Anayasa Mahkemesi Genel Kurulu 12/10/2023 tarihinde, Türkiye Devrimci İşçi Sendikaları Konfederasyonu (DİSK) ve diğerleri (B. No: 2016/14517, B. No: 2016/14518) başvurularında Anayasa'nın 34. maddesinde güvence altına alınan toplantı ve gösteri yürüyüşü düzenleme hakkının ihlal edildiğine karar vermiştir.

Anayasa Mahkemesi kararını verirken bu hususları göz önünde bulundurmuştur:

"Nitekim yukarıda da açıklandığı üzere hedef kitlenin ilgisini çekebilmek için toplantının belli yerlerde yapılması gerekebilir. Bu nedenle hangi mekânın toplantıya en uygun olacağını seçme serbestîsi, toplantının düzenleyicilerine tanınmalıdır(bkz.§62). Dolayısıyla kamu otoritelerinin bu yöndeki sınırlaması ve müdahalesinin somut olayın şartlarına göre demokratik toplum düzeninin gereklerine uygun olması gerekir.

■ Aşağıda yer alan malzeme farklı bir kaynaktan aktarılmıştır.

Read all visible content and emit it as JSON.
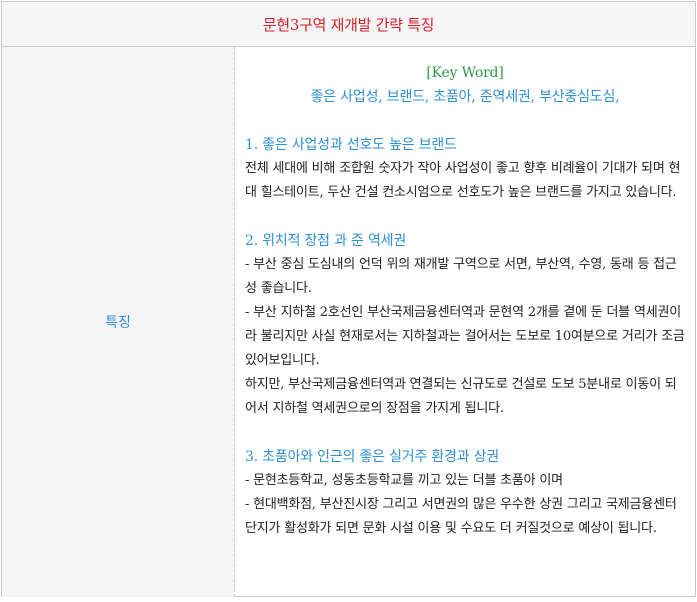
{
  "table": {
    "title": "문현3구역 재개발 간략 특징",
    "label": "특징"
  },
  "keywords": {
    "heading": "[Key Word]",
    "list": "좋은 사업성, 브랜드, 초품아, 준역세권, 부산중심도심,"
  },
  "sections": [
    {
      "heading": "1. 좋은 사업성과 선호도 높은 브랜드",
      "lines": [
        "전체 세대에 비해 조합원 숫자가 작아 사업성이 좋고 향후 비례율이 기대가 되며 현대 힐스테이트, 두산 건설 컨소시엄으로 선호도가 높은 브랜드를 가지고 있습니다."
      ]
    },
    {
      "heading": "2. 위치적 장점 과 준 역세권",
      "lines": [
        "- 부산 중심 도심내의 언덕 위의 재개발 구역으로 서면, 부산역, 수영, 동래 등 접근성 좋습니다.",
        "- 부산 지하철 2호선인 부산국제금융센터역과 문현역 2개를 곁에 둔 더블 역세권이라 불리지만 사실 현재로서는 지하철과는 걸어서는 도보로 10여분으로 거리가 조금 있어보입니다.",
        "하지만, 부산국제금융센터역과 연결되는 신규도로 건설로 도보 5분내로 이동이 되어서 지하철 역세권으로의 장점을 가지게 됩니다."
      ]
    },
    {
      "heading": "3. 초품아와 인근의 좋은 실거주 환경과 상권",
      "lines": [
        "- 문현초등학교, 성동초등학교를 끼고 있는 더블 초품아 이며",
        "- 현대백화점, 부산진시장 그리고 서면권의 많은 우수한 상권 그리고 국제금융센터단지가 활성화가 되면 문화 시설 이용 및 수요도 더 커질것으로 예상이 됩니다."
      ]
    }
  ],
  "colors": {
    "title": "#d8202a",
    "heading_blue": "#2f8fd6",
    "keyword_green": "#2e9a44",
    "body_text": "#222222",
    "cell_bg": "#f5f5f5",
    "border": "#c9c9c9"
  }
}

Nitekim Anayasa Mahkemesi Şerafettin Can Atalay kararında, katılımcılarca tercih edilen toplantı ve gösteri yürüyüşü düzenleme mekânının önceden belirlenen yer ve güzergâhlardan olmadığı şeklinde ilgili ve yeterli olmayan bir gerekçeyle idarece reddedilmesinin toplantı ve gösteri yürüyüşü hakkını ihlal ettiği sonucuna varmıştır (mekân tercih etme serbestîsine ve sınırlanmasına ilişkin ayrıntılı açıklamalar için bkz. Şerafettin Can Atalay §§ 36-42). Buna göre mekân yasağına ilişkin bir karar verilebilmesi ancak somut ve haklı gerekçelerin ortaya konulmasıyla mümkündür.

Dolayısıyla Taksim Meydanı'nın idarece önceden belirlenen toplantı alanlarından biri olmadığı şeklindeki gerekçe, tercih edilen mekânda toplantı yapılmasını tamamen yasaklamak için yeterli kabul edilemez".

Anayasa Mahkemesi birçok kararında kamuya açık bir alanda yapılan toplantı ve gösteriler, doğası gereği trafik de dâhil olmak üzere günlük hayatın işleyişinde bazı aksaklıklara neden olsa bile Anayasa'nın 34. maddesinde teminat altına alınan hakkın zarar görmesini engellemek amacıyla kamu gücünü kullanan yetkililerin barışçıl toplantılara sabır ve hoşgörü ile yaklaşmaları gerektiğini ifade etmiştir. (Gülşah Öztürk ve diğerleri, § 69; Ali Rıza Özer ve diğerleri, § 119) Somut olayda başvurucuların eylemlerinin kamu düzenini bozdukları veya alınan güvenlik önlemlerini zaafa uğrattıkları yönünde bir değerlendirme ve tespit bulunmamaktadır. Bu sebeple de toplantının yalnızca halkın dinlenme, seyahat etme ve eğlenme gibi birtakım sosyal ve kültürel faaliyetlerinde aksaklıklara neden olması 1 Mayıs İşçi Bayramı kapsamında yapılacak bir toplantı ve gösteriye müdahaleyi tek başına haklı gösteremez.

Hukuk devletinin vazgeçilmez unsuru, Anayasaya, taraf olunan uluslararası mahkemelerin kararlarına ve kanunlara istinasız bağlı kalıp uygulamaktır.